In the seventeenth century Frize was applied to linen cloth, apparently as from Frisia, an unconnected usage.

Frieze became mostly associated with Ireland in the 19th century, as a traditional cloth second only to tweed. It was heavily fulled, often in a fulling mill and made of short fibre wool to produce warm and water repellent outer clothing. Frieze was the cloth most showcased by the ten Irish woollen exhibitors at the Great Exhibition. Daniel O'Connell wore a frieze coat to his first sitting at the Houses of Parliament as a representation of the common Irish people. Coarse frieze was manufactured in England for export to Ireland in the nineteenth century. "Frieze cloth, a mixed and for the most part an unraised fabric, has been manufactured for a series of years, and continues so to be, probably, in increasing quantity", wrote Samuel Jubb in 1860. "This cloth is heavy and sound, rather than fine in quality.

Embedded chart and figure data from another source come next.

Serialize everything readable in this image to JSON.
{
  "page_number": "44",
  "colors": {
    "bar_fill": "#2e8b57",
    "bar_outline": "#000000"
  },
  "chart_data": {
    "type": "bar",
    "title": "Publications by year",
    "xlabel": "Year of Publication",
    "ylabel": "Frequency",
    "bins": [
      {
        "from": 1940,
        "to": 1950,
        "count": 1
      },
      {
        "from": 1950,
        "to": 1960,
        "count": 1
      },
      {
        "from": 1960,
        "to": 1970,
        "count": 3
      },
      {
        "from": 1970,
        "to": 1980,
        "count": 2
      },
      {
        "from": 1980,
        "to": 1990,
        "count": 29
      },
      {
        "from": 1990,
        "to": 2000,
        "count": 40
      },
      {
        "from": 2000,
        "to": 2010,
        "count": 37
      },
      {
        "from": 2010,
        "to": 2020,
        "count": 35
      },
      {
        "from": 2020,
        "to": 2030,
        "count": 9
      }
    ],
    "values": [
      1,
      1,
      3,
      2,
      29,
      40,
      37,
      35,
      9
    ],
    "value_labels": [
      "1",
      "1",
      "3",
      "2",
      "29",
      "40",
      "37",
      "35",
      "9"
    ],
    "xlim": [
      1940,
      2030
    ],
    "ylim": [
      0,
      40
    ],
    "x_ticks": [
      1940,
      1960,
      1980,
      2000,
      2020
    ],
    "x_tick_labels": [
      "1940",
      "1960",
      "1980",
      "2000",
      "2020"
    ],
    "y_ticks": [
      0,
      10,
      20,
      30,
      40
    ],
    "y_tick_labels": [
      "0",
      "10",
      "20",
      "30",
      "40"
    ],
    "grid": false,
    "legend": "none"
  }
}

It is made... almost entirely for the Irish trade" Frieze was to be seen, Jubb noted impassively, worn so threadbare it was reduced to "the merest expression of threads crossing each other at right angles... on the back of an Irish pig-jobber or that of an Irish reaper." The Ulster, a long loose overcoat as worn in Ulster, was made of frieze. Irish frieze found its way to North America: a stock of hooded coats that was brought to Detroit in 1701 included twenty-three made of frise d'Irlande.